Autograd in Loss

I have the following custom loss function that operates over the entire batch to produce the loss. I am getting zero gradients and thus wanted to know why autograd doesn’t work for the following.

class PairwiseLoss(nn.Module):
def init(self):
super(PairwiseLoss, self).init()

def forward(self, outputs, memScores):
    outputsi = outputs.expand([outputs.size(0),outputs.size(0)])
    outputsj = outputsi.clone()
    outputsj.transpose_(0,1)
    outputsij = F.sigmoid(outputsi - outputsj)
    memScoresi = memScores.expand([memScores.size(0),memScores.size(0)])
    memScoresj = memScoresi.clone()
    memScoresj.transpose_(0,1)
    memScoresij = torch.gt(memScoresi,memScoresj)+torch.ge(memScoresi,memScoresj)
    memScoresij = memScoresij.float()
    memScoresij = memScoresij/2
    Values = outputsij.view(outputsij.size(0)*outputsij.size(1))
    labels = memScoresij.view(memScoresij.size(0)*memScoresij.size(1))
    BCE = nn.BCELoss()
    loss = BCE(Values,labels)
    return loss

Hi,

I can’t reproduce your problem. The following code gives some non-zero gradients for the outputs vector:

import torch 
from torch import nn
from torch.nn import functional as F

# This is just your class copy pasted, not modified
class PairwiseLoss(nn.Module):
    def __init__(self):
        super(PairwiseLoss, self).__init__()

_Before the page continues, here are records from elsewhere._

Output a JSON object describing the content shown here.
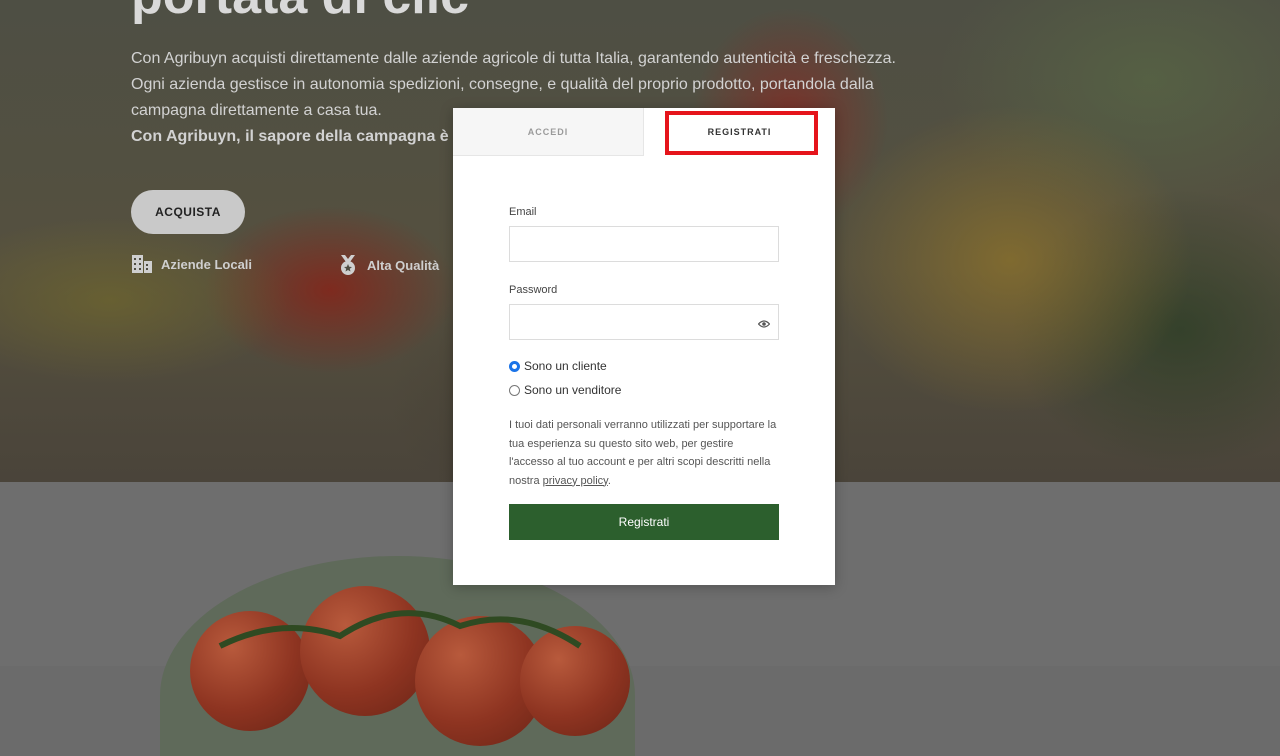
{
  "hero": {
    "title": "portata di clic",
    "paragraph": "Con Agribuyn acquisti direttamente dalle aziende agricole di tutta Italia, garantendo autenticità e freschezza. Ogni azienda gestisce in autonomia spedizioni, consegne, e qualità del proprio prodotto, portandola dalla campagna direttamente a casa tua.",
    "tagline": "Con Agribuyn, il sapore della campagna è a",
    "cta_label": "ACQUISTA",
    "features": [
      {
        "label": "Aziende Locali",
        "icon": "building-icon"
      },
      {
        "label": "Alta Qualità",
        "icon": "medal-icon"
      }
    ]
  },
  "modal": {
    "tabs": [
      {
        "label": "ACCEDI",
        "active": false
      },
      {
        "label": "REGISTRATI",
        "active": true
      }
    ],
    "email_label": "Email",
    "email_value": "",
    "password_label": "Password",
    "password_value": "",
    "password_toggle_icon": "eye-icon",
    "role_options": [
      {
        "label": "Sono un cliente",
        "checked": true
      },
      {
        "label": "Sono un venditore",
        "checked": false
      }
    ],
    "privacy_text": "I tuoi dati personali verranno utilizzati per supportare la tua esperienza su questo sito web, per gestire l'accesso al tuo account e per altri scopi descritti nella nostra",
    "privacy_link": "privacy policy",
    "privacy_end": ".",
    "submit_label": "Registrati"
  },
  "colors": {
    "submit_bg": "#2c5f2d",
    "highlight": "#e5141b",
    "radio_checked": "#1a73e8"
  }
}
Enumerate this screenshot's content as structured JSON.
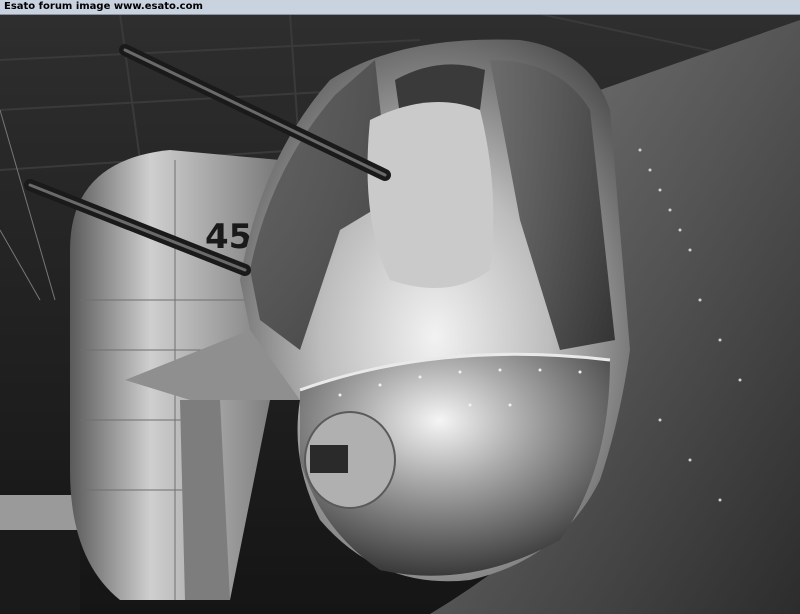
{
  "header": {
    "caption": "Esato forum image www.esato.com"
  },
  "photo": {
    "subject": "grayscale photograph of an aircraft tail gun turret with twin machine guns under a hangar roof",
    "tail_marking": "45",
    "colors": {
      "background": "#0d0d0d",
      "metal_highlight": "#e6e6e6",
      "metal_mid": "#8c8c8c",
      "header_bar": "#c9d3e0"
    }
  }
}
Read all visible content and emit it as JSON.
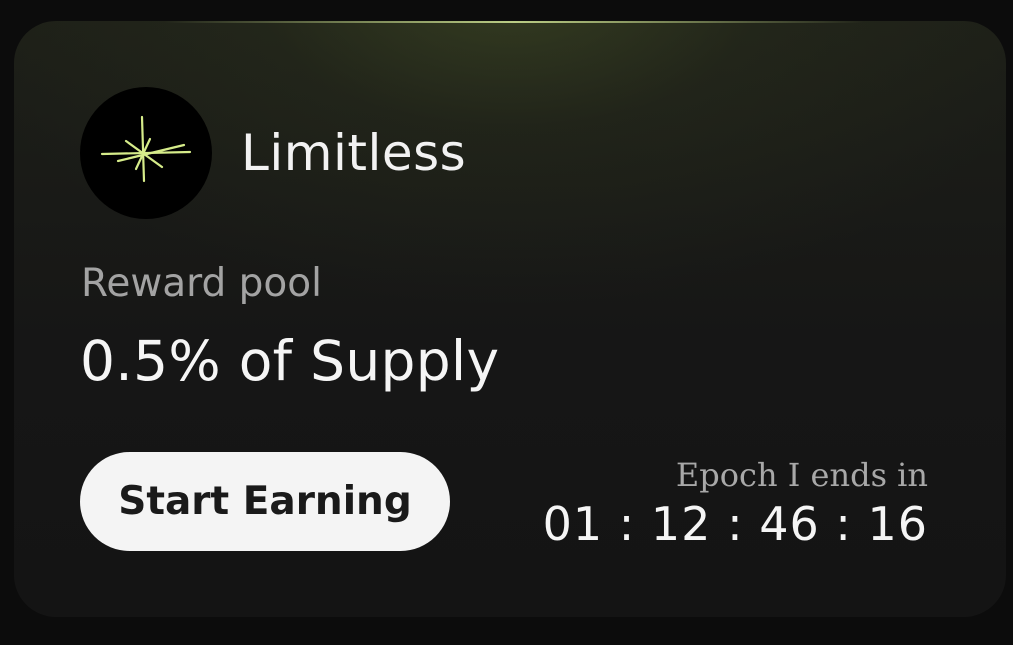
{
  "project": {
    "name": "Limitless",
    "logo_icon": "spark-star-icon",
    "logo_color": "#d6ec8a"
  },
  "reward": {
    "label": "Reward pool",
    "value": "0.5% of Supply"
  },
  "cta": {
    "label": "Start Earning"
  },
  "epoch": {
    "label": "Epoch I ends in",
    "countdown": "01 : 12 : 46 : 16"
  },
  "colors": {
    "accent": "#d6ec8a",
    "card_background": "#161616",
    "button_background": "#f4f4f4"
  }
}
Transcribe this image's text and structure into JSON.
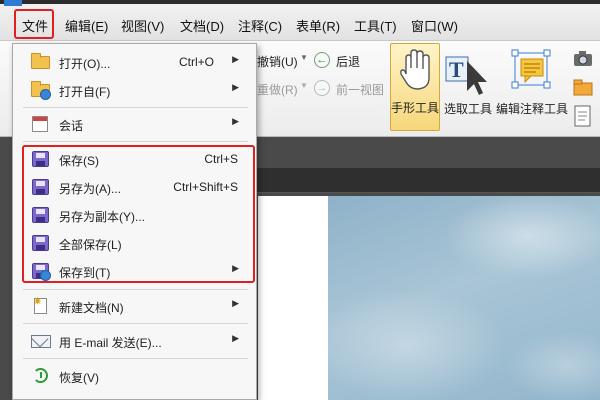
{
  "menubar": {
    "items": [
      "文件",
      "编辑(E)",
      "视图(V)",
      "文档(D)",
      "注释(C)",
      "表单(R)",
      "工具(T)",
      "窗口(W)"
    ]
  },
  "toolbar": {
    "undo": "撤销(U)",
    "back": "后退",
    "redo": "重做(R)",
    "prev_view": "前一视图",
    "hand_tool": "手形工具",
    "select_tool": "选取工具",
    "edit_annot_tool": "编辑注释工具"
  },
  "file_menu": {
    "open": {
      "label": "打开(O)...",
      "shortcut": "Ctrl+O"
    },
    "open_from": {
      "label": "打开自(F)"
    },
    "session": {
      "label": "会话"
    },
    "save": {
      "label": "保存(S)",
      "shortcut": "Ctrl+S"
    },
    "save_as": {
      "label": "另存为(A)...",
      "shortcut": "Ctrl+Shift+S"
    },
    "save_copy": {
      "label": "另存为副本(Y)..."
    },
    "save_all": {
      "label": "全部保存(L)"
    },
    "save_to": {
      "label": "保存到(T)"
    },
    "new_doc": {
      "label": "新建文档(N)"
    },
    "email": {
      "label": "用 E-mail 发送(E)..."
    },
    "restore": {
      "label": "恢复(V)"
    }
  },
  "colors": {
    "highlight_box": "#e02020",
    "save_icon": "#7b68c8",
    "folder_icon": "#f2c14e"
  }
}
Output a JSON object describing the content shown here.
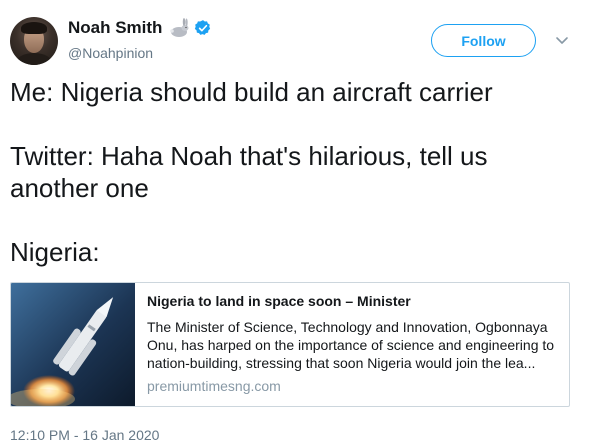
{
  "user": {
    "display_name": "Noah Smith",
    "handle": "@Noahpinion",
    "verified": true,
    "name_emoji": "rabbit-icon"
  },
  "follow_button": {
    "label": "Follow"
  },
  "tweet": {
    "lines": [
      "Me: Nigeria should build an aircraft carrier",
      "Twitter: Haha Noah that's hilarious, tell us another one",
      "Nigeria:"
    ]
  },
  "card": {
    "title": "Nigeria to land in space soon – Minister",
    "description": "The Minister of Science, Technology and Innovation, Ogbonnaya Onu, has harped on the importance of science and engineering to nation-building, stressing that soon Nigeria would join the lea...",
    "domain": "premiumtimesng.com"
  },
  "timestamp": "12:10 PM - 16 Jan 2020",
  "colors": {
    "accent": "#1da1f2",
    "muted": "#657786",
    "border": "#ccd6dd"
  }
}
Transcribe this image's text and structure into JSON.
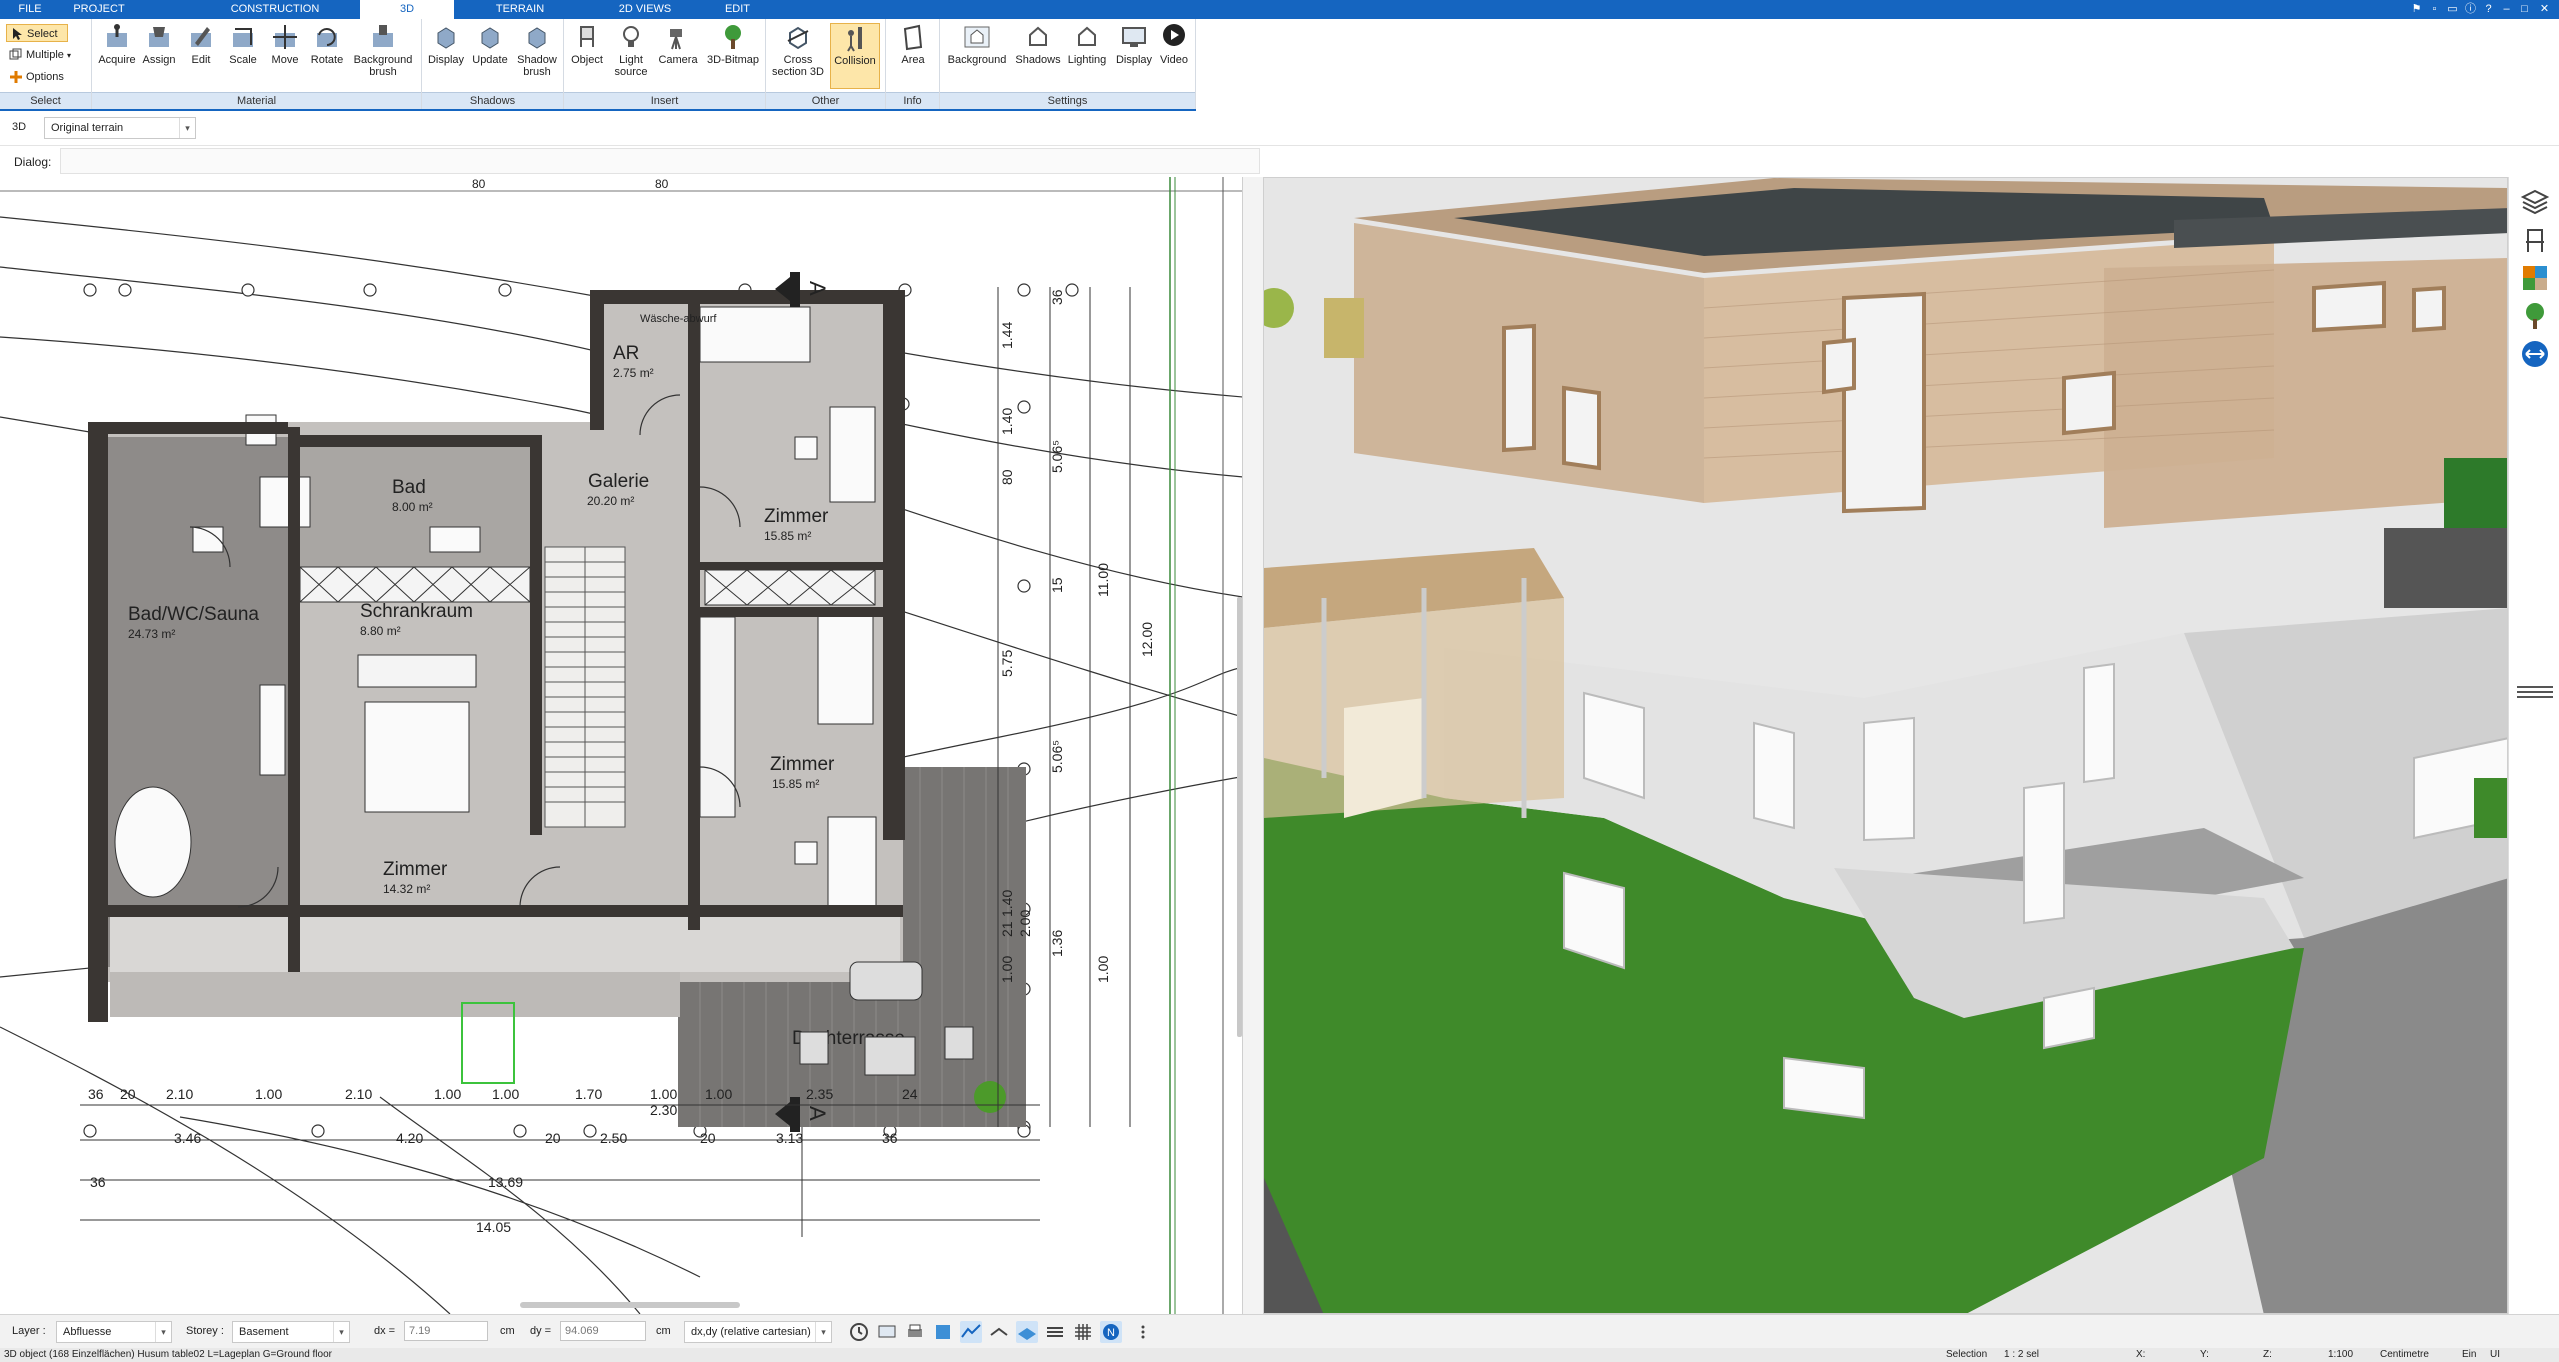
{
  "menu_tabs": [
    {
      "label": "FILE",
      "active": false
    },
    {
      "label": "PROJECT",
      "active": false
    },
    {
      "label": "CONSTRUCTION",
      "active": false
    },
    {
      "label": "3D",
      "active": true
    },
    {
      "label": "TERRAIN",
      "active": false
    },
    {
      "label": "2D VIEWS",
      "active": false
    },
    {
      "label": "EDIT",
      "active": false
    }
  ],
  "ribbon": {
    "select_group": {
      "select": "Select",
      "multiple": "Multiple",
      "options": "Options",
      "footer": "Select"
    },
    "material_group": {
      "buttons": [
        "Acquire",
        "Assign",
        "Edit",
        "Scale",
        "Move",
        "Rotate",
        "Background brush"
      ],
      "footer": "Material"
    },
    "shadows_group": {
      "buttons": [
        "Display",
        "Update",
        "Shadow brush"
      ],
      "footer": "Shadows"
    },
    "insert_group": {
      "buttons": [
        "Object",
        "Light source",
        "Camera",
        "3D-Bitmap"
      ],
      "footer": "Insert"
    },
    "other_group": {
      "buttons": [
        "Cross section 3D",
        "Collision"
      ],
      "footer": "Other"
    },
    "info_group": {
      "buttons": [
        "Area"
      ],
      "footer": "Info"
    },
    "settings_group": {
      "buttons": [
        "Background",
        "Shadows",
        "Lighting",
        "Display",
        "Video"
      ],
      "footer": "Settings"
    }
  },
  "toolbar2": {
    "view_mode": "3D",
    "terrain_select": "Original terrain"
  },
  "dialog_label": "Dialog:",
  "plan": {
    "top_ruler": [
      "80",
      "80"
    ],
    "rooms": [
      {
        "name": "AR",
        "area": "2.75 m²"
      },
      {
        "name": "Wäsche-abwurf",
        "area": ""
      },
      {
        "name": "Bad",
        "area": "8.00 m²"
      },
      {
        "name": "Galerie",
        "area": "20.20 m²"
      },
      {
        "name": "Zimmer",
        "area": "15.85 m²"
      },
      {
        "name": "Bad/WC/Sauna",
        "area": "24.73 m²"
      },
      {
        "name": "Schrankraum",
        "area": "8.80 m²"
      },
      {
        "name": "Zimmer",
        "area": "15.85 m²"
      },
      {
        "name": "Zimmer",
        "area": "14.32 m²"
      },
      {
        "name": "Dachterrasse",
        "area": ""
      }
    ],
    "section_marks": [
      "A",
      "A"
    ],
    "dims_bottom_row1": [
      "36",
      "20",
      "2.10",
      "1.00",
      "2.10",
      "1.00",
      "1.00",
      "1.70",
      "1.00",
      "1.00",
      "2.35",
      "24"
    ],
    "dims_bottom_row2": [
      "3.46",
      "4.20",
      "20",
      "2.50",
      "20",
      "3.13",
      "36",
      "2.30"
    ],
    "dims_bottom_row3": [
      "36",
      "13.69"
    ],
    "dims_bottom_row4": [
      "14.05"
    ],
    "dims_right_col1": [
      "36",
      "1.44",
      "1.40",
      "80",
      "15",
      "1.40",
      "21",
      "1.36"
    ],
    "dims_right_col2": [
      "5.06⁵",
      "5.75",
      "5.06⁵",
      "2.00",
      "1.00"
    ],
    "dims_right_col3": [
      "11.00",
      "1.00"
    ],
    "dims_right_col4": [
      "12.00"
    ]
  },
  "bottombar": {
    "layer_label": "Layer :",
    "layer_value": "Abfluesse",
    "storey_label": "Storey :",
    "storey_value": "Basement",
    "dx_label": "dx =",
    "dx_value": "7.19",
    "dx_unit": "cm",
    "dy_label": "dy =",
    "dy_value": "94.069",
    "dy_unit": "cm",
    "coord_mode": "dx,dy (relative cartesian)"
  },
  "statusbar": {
    "message": "3D object (168 Einzelflächen) Husum table02 L=Lageplan G=Ground floor",
    "selection": "Selection",
    "sel_count": "1 : 2 sel",
    "x": "X:",
    "y": "Y:",
    "z": "Z:",
    "scale": "1:100",
    "unit": "Centimetre",
    "mode": "Ein",
    "ui": "UI"
  },
  "colors": {
    "accent_blue": "#1565c0",
    "ribbon_footer": "#d9e6f5",
    "active_button": "#fde6a9",
    "wall": "#3a3633",
    "floor_grey": "#bfbcb9",
    "grass": "#3f8a2a",
    "wood": "#c9ac8c"
  }
}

    def forward(self, outputs, memScores):
        outputsi = outputs.expand([outputs.size(0),outputs.size(0)])
        outputsj = outputsi.clone()
        outputsj.transpose_(0,1)
        outputsij = F.sigmoid(outputsi - outputsj)
        memScoresi = memScores.expand([memScores.size(0),memScores.size(0)])
        memScoresj = memScoresi.clone()
        memScoresj.transpose_(0,1)
        memScoresij = torch.gt(memScoresi,memScoresj)+torch.ge(memScoresi,memScoresj)
        memScoresij = memScoresij.float()
        memScoresij = memScoresij/2
        Values = outputsij.view(outputsij.size(0)*outputsij.size(1))
        labels = memScoresij.view(memScoresij.size(0)*memScoresij.size(1))
        BCE = nn.BCELoss()
        loss = BCE(Values,labels)
        return loss

outputs = torch.rand(10, 1, requires_grad=True)
memScores = torch.rand(10, 1, requires_grad=True)

loss = PairwiseLoss()(outputs, memScores)

print(loss)
loss.backward()
print(outputs.grad)
print(memScores.grad)

Thanks a lot. I figure there was a problem somewhere else.